The respondent, who is acting in the course of a business, is bound by the mentioned provisions to provide the consumer with information, especially including proper information concerning the legal framework of the right of withdrawal and return for the buying parties in distance sale contracts (§ 312b BGB). The respondent’s business practice of not accepting goods returned on the basis of the consumer’s right of withdrawal, which is evident from the respondent’s web presence, constitutes a breach of this legal obligation. This is due to the fact that this arrangement can only be interpreted by the interested consumer to the effect that the right of withdrawal and return is under the condition that the return parcel is post-paid, thus imposing a liability to pay in advance onto the consumer. However, this contradicts the unambiguous wording of § 357(2)(2) BGB, which states that the trader has to bear the costs of the return consignment in case of withdrawal and return. Since it is one of the contractual obligations of the entrepreneur to bear the costs of the return consignment in case of a withdrawal from the contract, contractually imposing this duty on the consumer contains the imposition of a liability to pay in advance onto the consumer, which is incommensurable with the legal concept forming the basis of the §§ 320 et seqq. BGB.
The respondent’s infringement of the information duties arising from §§ 312c et seqq. BGB also constitutes an interference with fair competition in the terms of § 4 no. 1 UWG, since it is generally acknowledged that it is one of the purposes of the §§ 312c et seqq. BGB to regulate market behaviour in the best interest of all market participants.
Contrary to the opinion of the Regional Court, the respondent’s anticompetitive behaviour is able to distort competition to the detriment of the other market participants to an extent which cannot be deemed negligible. The assessment is – for one - based on the probability that other competitors could imitate the respondent’s behaviour to the detriment of law-abiding competitors. In addition, the financial strain caused by the demanded advance payment is a direct detriment to the consumer. Moreover, because of this arrangement it must seem doubtful from the perspective of the consumer whether he has validly exerted his right of withdrawal by returning the goods in an unstamped parcel (or can validly exert his right by returning the goods this way).

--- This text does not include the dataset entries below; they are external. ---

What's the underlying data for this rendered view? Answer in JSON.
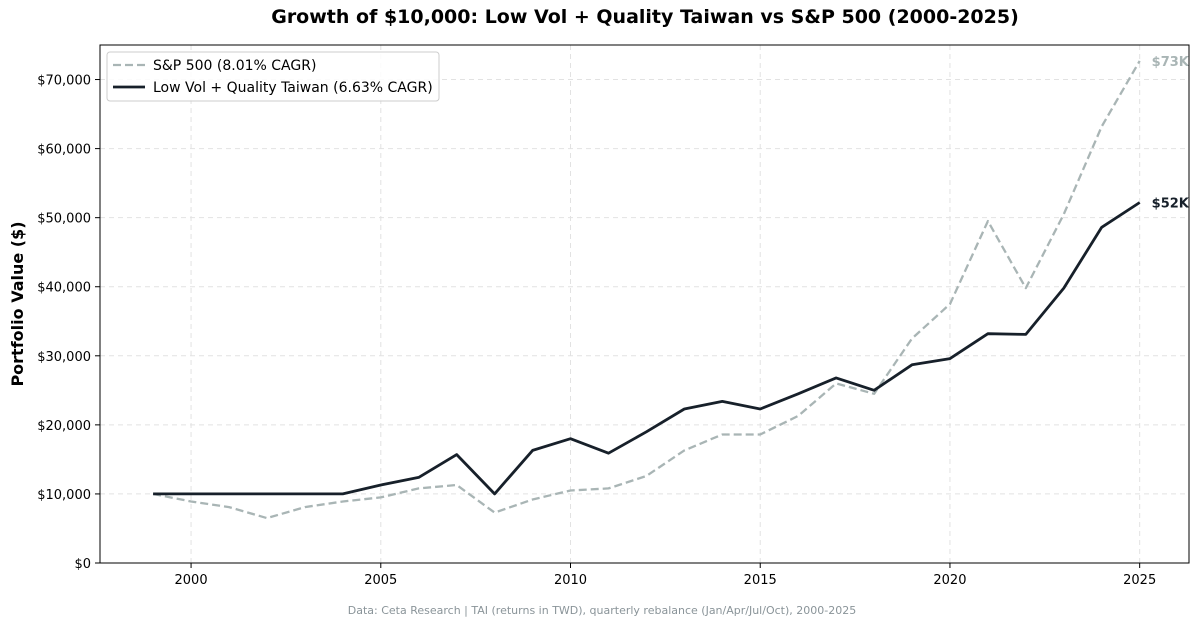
{
  "chart_data": {
    "type": "line",
    "title": "Growth of $10,000: Low Vol + Quality Taiwan vs S&P 500 (2000-2025)",
    "ylabel": "Portfolio Value ($)",
    "xlabel": "",
    "xlim": [
      1997.6,
      2026.3
    ],
    "ylim": [
      0,
      75000
    ],
    "xticks": [
      2000,
      2005,
      2010,
      2015,
      2020,
      2025
    ],
    "yticks": [
      0,
      10000,
      20000,
      30000,
      40000,
      50000,
      60000,
      70000
    ],
    "ytick_labels": [
      "$0",
      "$10,000",
      "$20,000",
      "$30,000",
      "$40,000",
      "$50,000",
      "$60,000",
      "$70,000"
    ],
    "grid": true,
    "legend": "top-left",
    "x": [
      1999,
      2000,
      2001,
      2002,
      2003,
      2004,
      2005,
      2006,
      2007,
      2008,
      2009,
      2010,
      2011,
      2012,
      2013,
      2014,
      2015,
      2016,
      2017,
      2018,
      2019,
      2020,
      2021,
      2022,
      2023,
      2024,
      2025
    ],
    "series": [
      {
        "name": "S&P 500 (8.01% CAGR)",
        "color": "#a9b5b5",
        "style": "dashed",
        "end_label": "$73K",
        "values": [
          10000,
          8900,
          8100,
          6500,
          8100,
          8900,
          9500,
          10800,
          11300,
          7300,
          9200,
          10500,
          10800,
          12600,
          16300,
          18600,
          18600,
          21300,
          26000,
          24500,
          32500,
          37500,
          49500,
          39800,
          50500,
          63200,
          72700
        ]
      },
      {
        "name": "Low Vol + Quality Taiwan (6.63% CAGR)",
        "color": "#17202a",
        "style": "solid",
        "end_label": "$52K",
        "values": [
          10000,
          10000,
          10000,
          10000,
          10000,
          10000,
          11300,
          12400,
          15700,
          10000,
          16300,
          18000,
          15900,
          19000,
          22300,
          23400,
          22300,
          24500,
          26800,
          25000,
          28700,
          29600,
          33200,
          33100,
          39800,
          48600,
          52200
        ]
      }
    ]
  },
  "footer": "Data: Ceta Research | TAI (returns in TWD), quarterly rebalance (Jan/Apr/Jul/Oct), 2000-2025"
}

This assessment is not changed by the fact that the respondent points out correctly that the costs of the return consignment amounting to less than EUR 40 are to be born by the buyer (cf. § 357(2)(3) BGB). This provision only states that in this case the parties can agree on an according cost transfer. It does, however, not enable the buyer to unilaterally make the exertion of the right of withdrawal and return conditional on sufficient stamping.
The applicant is also entitled to injunctive relief on the grounds of §§ 3, 4 no. 11 UWG in conjunction with § 307 BGB as far as the respondent points out on her web presence on eBay and in her general terms and conditions linked to the web presence that returned goods respectively parcels which have not been sufficiently post-paid will not be accepted.
The pre-formulated clause defining the moment a contract of sale shall be deemed to be closed between the parties unreasonably and mala fide disadvantages the consumer. It thus is void as per § 307(1) BGB. EBay-sales (including the “buy it now!” sales) conducted over the German eBay site are governed by general terms and conditions issued by eBay Germany. These terms and conditions also contain a special set of rules regarding the conclusion of the contract to which all eBay users (including the sellers) have to submit themselves.
From the bulk of the contracts of sale concluded on eBay a certain model contract has emerged, including a definition of the moment the contract shall be deemed to be concluded between the parties. The respondent’s terms and conditions deviate from this model to the detriment of the consumer. § 9 of eBay’s terms and conditions also provides for the case of the “buy it now!” option that the contract is deemed to be concluded as soon as the buyer makes use of this option, that is, makes his declaration of intent. Accordingly, the buyer is barred from unilaterally making the conclusion of the contract conditional on the delivery of the ordered goods or the receipt of acknowledgment of order in text form. Thus, the pre-formulated clause is to be qualified as a discrimination of eBay buyers, as from their perspective the conclusion of the contract is not made perfect with their declaration of intent but depends from the (later) execution of the respondent’s declaration of will, although the buyer cannot estimate when it will be made.